Character set of XML files

Hello,

According to the header, the Dreadlords XML files are UTF-8 encoded, however, in practise the game seems to treat them as ISO-8859-1 encoded and pays no attention at all to the encoding tag in the header. Any idea what is the desired encoding of the files is, is this always ISO-8859-1 or does this depend on the current ANSI encoding of the Windows system in use?

 

4,751 views 4 replies
Reply #1 Top

I suppose the general basic XML rules apply here as well... which is a natively valid file with a UTF driven encoding structure. But, indirectly the parsing methods (while into a gameplay session) must have a specific schema and validation routines to gather the listed datasets as they SHOULD.

I believe there's no hidden mystery in such a straight forward text file while the characters are all shown as they are used or meant to define a "code" via the normal ASCII system (which is in fact an extension of the UTF principles).

 

What gets more complicated is when the OS (and default language settings on any given personal PC) resets the UTF set to adapt to one's Win Interface... just think about Kanji_Arabic_Greek_Etc letters & alphabets and you'll soon realize that there's MUCH more to a simple character (as it is represented ON a monitor or even, string fields) than a glyph and its relatively complex imaging typeset.

 

Possibly why the UTF standard was invented in the first place, btw.

 

 

Reply #2 Top

Yes indeed, the game probably reads the encoding line, but what for?!

If I open say the ThechTree.xml on my german set Windows with my english Visual Studio version , a lot of "illegal" characters are thrown in, mainly "||" for linebreaks I guess.
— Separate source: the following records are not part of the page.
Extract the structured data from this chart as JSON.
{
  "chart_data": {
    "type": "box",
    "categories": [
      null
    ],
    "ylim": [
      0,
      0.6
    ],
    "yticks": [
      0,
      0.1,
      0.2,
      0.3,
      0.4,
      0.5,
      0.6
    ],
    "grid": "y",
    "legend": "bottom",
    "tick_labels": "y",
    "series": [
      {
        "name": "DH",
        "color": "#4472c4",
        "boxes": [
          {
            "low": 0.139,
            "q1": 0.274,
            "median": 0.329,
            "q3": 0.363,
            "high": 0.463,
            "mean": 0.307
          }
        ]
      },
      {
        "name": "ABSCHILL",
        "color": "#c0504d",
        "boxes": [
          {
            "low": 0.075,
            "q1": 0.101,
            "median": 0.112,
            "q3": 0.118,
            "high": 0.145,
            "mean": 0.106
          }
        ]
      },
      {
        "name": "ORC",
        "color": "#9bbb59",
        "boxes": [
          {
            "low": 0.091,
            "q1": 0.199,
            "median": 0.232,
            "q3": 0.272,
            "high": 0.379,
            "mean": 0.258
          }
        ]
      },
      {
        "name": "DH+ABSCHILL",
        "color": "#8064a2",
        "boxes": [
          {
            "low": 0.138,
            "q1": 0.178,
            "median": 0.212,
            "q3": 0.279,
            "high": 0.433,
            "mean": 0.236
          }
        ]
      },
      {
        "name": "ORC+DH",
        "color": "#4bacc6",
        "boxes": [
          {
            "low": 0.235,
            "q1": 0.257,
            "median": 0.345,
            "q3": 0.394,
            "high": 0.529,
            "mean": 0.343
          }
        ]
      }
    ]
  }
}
Quite annoying if you want to use a standard xml reader .net implementation, it generates a runtime error.

So I need to buffer all xml files and filter for the ocurrence  of "||" , instead of directly accessing/reading :|

 

Please devs, fix this finally.

My guess is, that not everybody at SD has UTF-8 based system available, hence the "compatibility" line, or  some of them doing xml file with some weird editor, lets say word :rolleyes: .

I think, the game used to require iso but they silently changed it to no/or utf-8 requirement

 

As a sidenote, TA does not seem to require that line at all to read data, so my guess is, one could even ignore the encoding line. 

 

File created with my GalCiv2Ide get read, with or without.

Reply #3 Top

For now I have changed the header of my XML files to ISO-8859-1, that is what the game seems to expect and makes them display correctly in my editor.

Reply #4 Top

I think, the game used to require iso but they silently changed it to no/or utf-8 requirement
End of quote

 

Sort of, i guess. But as you said the main issue with lines encoding is more about how 'external' programs need to reproduce the intended structure for it to be recognized by the game engine itself (eventually & after "corrections").

 

There's no specific norm which would be better or worst unless someone wants to make sure compatibility is verified both within gameplay & whatever editing (or readouts) is_or_has_been performed outside the native code.

I would agree though that some clear 'SD standard' should be available at these or any xml parsing levels.

Feeds & line breaks are indeed a pain when one goes between the multiple variations in format; Doc, Txt, Wri and whatever else everyone (as in - software makers!) could mix us all up with.